Сахнин вел кочевой образ жизни, за первые десять лет они с Жанной
переменили не меньше дюжины городов и поселков - служба, ничего не
поделаешь. С родителями виделся редко. Мать умерла давно, еще не старой,
отец вдовствует четверть века, с головой ушел в работу, что-то публиковал
и, говорят, был добрейшим экзаменатором. С его мнением считались. В чем
это мнение состояло, Сахнин не знал, устройство Вселенной было слишком
далеко от его сугубо земных забот. С отцом виделся один-два раза в год во
время наездов в Москву. Беседовали дружески, но что-то оставалось
недосказанным и невысказанным.
- Папа, - Сахнин запнулся. Отец взглянул с усмешкой, и Сахнин
повторил: - Папа, я знаю, что ты имеешь в виду, когда говоришь об
инфарктах у генералов. Конечно, лучше, когда военные умирают в постели, а
не в бою. Наверно, у нас единственная на земле профессия, в которой
чувствуешь себя счастливым, если не представляется случая применить знания
на деле.
- Слишком много у вас знаний, - сказал отец, - и слишком еще много
возможностей их применять... Помнишь, как я злился, когда ты в детстве
играл в войну? Я всегда думал, что нет ничего хуже, чем автомат в руках
ребенка. Пусть игрушечный.
- Ты бы не волновался... папа, - торопливо сказал Сахнин.
- Не перебивай, я сам знаю, что мне можно. Хочу объяснить. Было это
весной сорок пятого, - отец говорил, отвернувшись к окну, будто для себя.
Вспоминал и рассказывал: - Мы тогда прошли Верхнюю Силезию, и меня ранило
в плечо. Госпиталь был в небольшой польской деревушке. Два десятка дворов.
Передовая недалеко, когда били пушки, то стекла звенели... Весна. Лес
рядом, за домами. Сосны в основном. Деревья частью сожжены, но лес жил.

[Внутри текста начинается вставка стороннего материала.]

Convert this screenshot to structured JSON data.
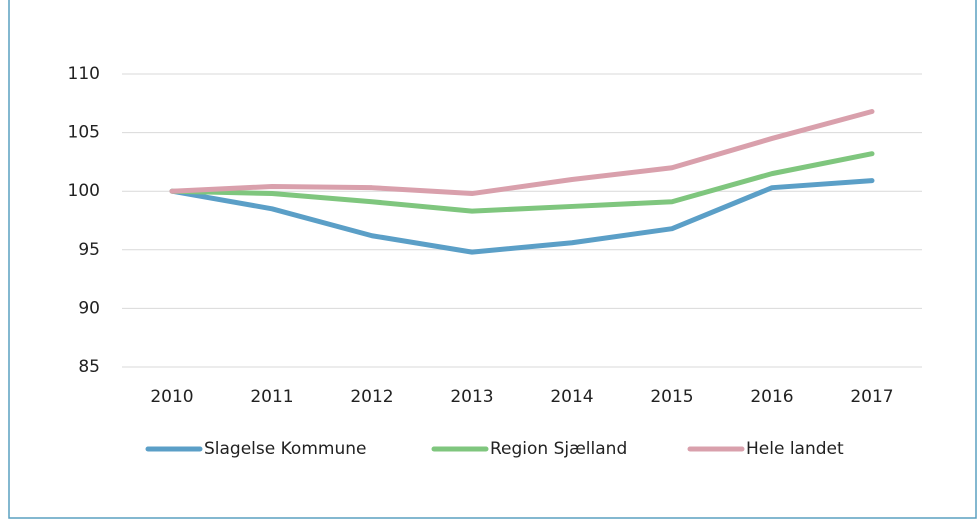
{
  "chart_data": {
    "type": "line",
    "categories": [
      "2010",
      "2011",
      "2012",
      "2013",
      "2014",
      "2015",
      "2016",
      "2017"
    ],
    "series": [
      {
        "name": "Slagelse Kommune",
        "color": "#5b9fc7",
        "values": [
          100,
          98.5,
          96.2,
          94.8,
          95.6,
          96.8,
          100.3,
          100.9
        ]
      },
      {
        "name": "Region Sjælland",
        "color": "#7fc67e",
        "values": [
          100,
          99.8,
          99.1,
          98.3,
          98.7,
          99.1,
          101.5,
          103.2
        ]
      },
      {
        "name": "Hele landet",
        "color": "#d9a0ac",
        "values": [
          100,
          100.4,
          100.3,
          99.8,
          101.0,
          102.0,
          104.5,
          106.8
        ]
      }
    ],
    "ylim": [
      85,
      110
    ],
    "yticks": [
      85,
      90,
      95,
      100,
      105,
      110
    ],
    "grid": true
  }
}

Зайдешь в чащу и теряешься. Я не лежал, рана была пустяковой, я ходил и
ныл. Просился в часть... Да, дети, ребятишки. Они играли на опушке, между
домами и лесом. Вдруг выстрелы. Мы не сразу поняли. Подбежали - двое ребят
уже мертвые. Остальные разбежались. Только девочка лет восьми. Над братом.
Плачет. Шальные выстрелы? Откуда? Не шальные. Обе очереди в голову. Точный
прицел. Какая-то, думаем, сволочь, не удравшая со своими. Ребята из
охранения прочесали лес. Ничего... На другое утро одного пацана наповал
уложило прямо у двери дома. Одной очередью. Из леса. Стрелок был
отменный... Пока искали, он застрелил девочку, ту самую, что убивалась по
брату. В детей стрелял! Только в детей... К вечеру мы его взяли. Не живым.
Ребята били наугад по соснам. Попали случайно. И он упал. Это...
Мальчишка. Из гитлерюгенда. Лет десять, не больше. Как он только шмайссер
поднимал? Почему он стрелял в детей? Я долго думал. Тогда и потом. Может,
он воображал, что это игра? С тех пор, если я видел мальчишку с автоматом
или пистолетом - конечно, это были игрушки, - что-то подступало, я не
мог... Я сжег бы все игрушечное оружие... Когда ты начал копить деньги и
покупал себе тайном пистолет с пистонами или ружье... Если бы не мама, я
бы тебя лупил. Она тоже ничего не понимала, бедная... А на фронт я больше
не попал. Сразу после войны всерьез занялся космологией. Из-за того
мальчишки, представь. Сейчас трудно объяснить связь. Мысли, ассоциации, с
пятого на десятое...
Сахнин слушал - это был первый на его памяти монолог отца.
- Второй день, - говорил отец, - как меня из реанимации перевели, я
лежу и думаю. Думать не запрещают. А запретят - не проверят. О работе
думать трудно. Думаю о причинах. Да... Помню, мысль была такая. Игры детей
с оружием разрушают их мир. Их вселенную. Вселенную сказок со своими
законами. Особую вселенную детства. И игры взрослых с оружием тоже
разрушают мир. Реальную вселенную. Каждый наш выстрел нарушает что-то в
гармонии мироздания и законах природы. Убивая друг друга, мы убиваем
Вселенную. И все идет от порядка к хаосу... Смешно?
Сахнин не смеялся, он только удивился наивности этой мысли.